Medical Texts in Manuscript Culture

Bernhard Brown & Gold Room

This session, sponsored by the Medieval Academy of America, is one of two sessions organized to develop and elaborate themes of the plenary address by Sara Ritchey, University of Tennessee at Knoxville. The panel seeks to illuminate the role of manuscripts in medieval approaches to medicine and healing. Recent scholarship has revealed how medieval readers engaged texts as active agents, demonstrating how the act of reading itself might unlock a text’s power to transform self and others.
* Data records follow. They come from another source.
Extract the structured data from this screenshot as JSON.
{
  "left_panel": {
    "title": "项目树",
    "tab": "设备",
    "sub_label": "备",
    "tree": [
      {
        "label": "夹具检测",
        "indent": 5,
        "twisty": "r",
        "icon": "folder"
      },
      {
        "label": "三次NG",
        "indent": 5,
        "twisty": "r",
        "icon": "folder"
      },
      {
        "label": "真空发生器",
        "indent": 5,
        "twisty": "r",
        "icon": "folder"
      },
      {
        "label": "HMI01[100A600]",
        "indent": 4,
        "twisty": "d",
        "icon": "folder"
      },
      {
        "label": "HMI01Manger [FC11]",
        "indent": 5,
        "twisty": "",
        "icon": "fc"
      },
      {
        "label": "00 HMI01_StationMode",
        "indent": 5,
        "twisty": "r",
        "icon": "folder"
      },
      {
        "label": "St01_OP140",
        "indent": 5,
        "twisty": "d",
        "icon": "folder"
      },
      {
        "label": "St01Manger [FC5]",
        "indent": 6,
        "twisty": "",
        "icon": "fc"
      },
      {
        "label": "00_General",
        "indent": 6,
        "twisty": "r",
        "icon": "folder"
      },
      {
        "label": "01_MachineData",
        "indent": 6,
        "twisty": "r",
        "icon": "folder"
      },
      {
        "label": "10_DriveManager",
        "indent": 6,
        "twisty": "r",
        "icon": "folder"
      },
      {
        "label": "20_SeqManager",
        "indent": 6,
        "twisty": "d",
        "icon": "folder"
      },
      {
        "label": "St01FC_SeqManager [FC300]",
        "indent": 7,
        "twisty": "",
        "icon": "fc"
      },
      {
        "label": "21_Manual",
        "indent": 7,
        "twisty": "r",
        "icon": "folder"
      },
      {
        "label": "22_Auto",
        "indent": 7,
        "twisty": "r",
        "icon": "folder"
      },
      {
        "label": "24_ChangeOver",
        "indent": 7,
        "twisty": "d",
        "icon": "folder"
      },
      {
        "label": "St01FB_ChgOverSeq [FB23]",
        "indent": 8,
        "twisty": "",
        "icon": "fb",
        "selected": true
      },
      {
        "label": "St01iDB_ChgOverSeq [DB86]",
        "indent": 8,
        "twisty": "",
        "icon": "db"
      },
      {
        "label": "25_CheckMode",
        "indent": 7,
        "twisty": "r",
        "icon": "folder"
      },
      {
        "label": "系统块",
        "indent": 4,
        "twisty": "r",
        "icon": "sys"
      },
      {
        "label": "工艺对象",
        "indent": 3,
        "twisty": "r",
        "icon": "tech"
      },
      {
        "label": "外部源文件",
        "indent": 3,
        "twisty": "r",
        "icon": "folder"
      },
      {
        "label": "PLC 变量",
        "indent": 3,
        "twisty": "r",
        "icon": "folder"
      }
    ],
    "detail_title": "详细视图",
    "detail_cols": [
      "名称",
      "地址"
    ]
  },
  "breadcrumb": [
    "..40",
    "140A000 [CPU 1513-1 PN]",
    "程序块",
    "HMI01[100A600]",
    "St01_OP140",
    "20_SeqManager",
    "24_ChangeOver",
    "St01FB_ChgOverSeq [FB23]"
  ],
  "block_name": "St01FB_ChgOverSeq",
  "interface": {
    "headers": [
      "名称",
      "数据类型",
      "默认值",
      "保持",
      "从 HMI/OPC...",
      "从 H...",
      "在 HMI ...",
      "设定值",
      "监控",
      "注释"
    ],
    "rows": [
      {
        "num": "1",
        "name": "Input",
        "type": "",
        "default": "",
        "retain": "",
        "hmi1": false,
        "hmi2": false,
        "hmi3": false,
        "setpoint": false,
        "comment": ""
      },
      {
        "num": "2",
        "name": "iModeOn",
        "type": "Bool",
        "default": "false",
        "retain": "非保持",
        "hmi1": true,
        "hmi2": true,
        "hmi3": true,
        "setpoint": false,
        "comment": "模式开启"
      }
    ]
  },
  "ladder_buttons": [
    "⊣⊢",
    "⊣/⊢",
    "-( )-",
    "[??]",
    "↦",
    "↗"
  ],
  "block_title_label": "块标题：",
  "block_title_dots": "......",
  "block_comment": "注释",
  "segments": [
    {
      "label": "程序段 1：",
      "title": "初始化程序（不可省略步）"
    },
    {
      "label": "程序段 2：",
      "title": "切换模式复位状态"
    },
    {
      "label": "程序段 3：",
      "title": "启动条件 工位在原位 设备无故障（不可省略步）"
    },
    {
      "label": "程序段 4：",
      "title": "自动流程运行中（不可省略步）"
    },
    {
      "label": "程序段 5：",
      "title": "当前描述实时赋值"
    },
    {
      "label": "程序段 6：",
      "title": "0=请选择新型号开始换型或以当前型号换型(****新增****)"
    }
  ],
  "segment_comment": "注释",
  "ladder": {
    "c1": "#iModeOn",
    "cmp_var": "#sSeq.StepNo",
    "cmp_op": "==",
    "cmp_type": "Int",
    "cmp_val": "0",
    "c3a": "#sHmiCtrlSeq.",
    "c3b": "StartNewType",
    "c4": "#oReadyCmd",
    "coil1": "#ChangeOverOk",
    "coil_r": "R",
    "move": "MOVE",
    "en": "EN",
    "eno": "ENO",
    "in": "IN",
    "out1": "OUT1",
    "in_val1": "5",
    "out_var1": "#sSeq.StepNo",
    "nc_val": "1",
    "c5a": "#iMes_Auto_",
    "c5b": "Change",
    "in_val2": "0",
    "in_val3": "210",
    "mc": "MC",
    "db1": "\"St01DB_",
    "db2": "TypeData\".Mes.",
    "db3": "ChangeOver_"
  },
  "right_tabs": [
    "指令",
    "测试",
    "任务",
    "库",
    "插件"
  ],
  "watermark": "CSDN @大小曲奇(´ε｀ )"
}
At the same time, scholarship has increasingly focused on the manuscript as an operative site in the healing process, either serving as an essential prop in a performance of medical authority or acting as a critical ingredient in a therapeutic recipe, as when a birthing girdle was placed on the hips of a parturient person. Scholars have also shown how the process of inscription, on bread, cheese, butter, or parchment, was understood to transfer healing power to the person who came into contact with it. Taking together these recent avenues of inquiry into verbal modes of healing and transformative action, this panel fosters a synthetic discussion of the place of the manuscript as an active object in the therapeutic process. The three papers imagine how compilational practices, scribal contingencies, and the reading “event” factored into medical practice and theory. How does attention to the manuscript open up new avenues for considering medicine, healing, and therapy in the Middle Ages? In what ways does verbal healing extend our view of the spectrum of medieval medical practitioners and specialties? How does this attention to the contingencies of the manuscript matrix disrupt our standardized models of medieval medicine?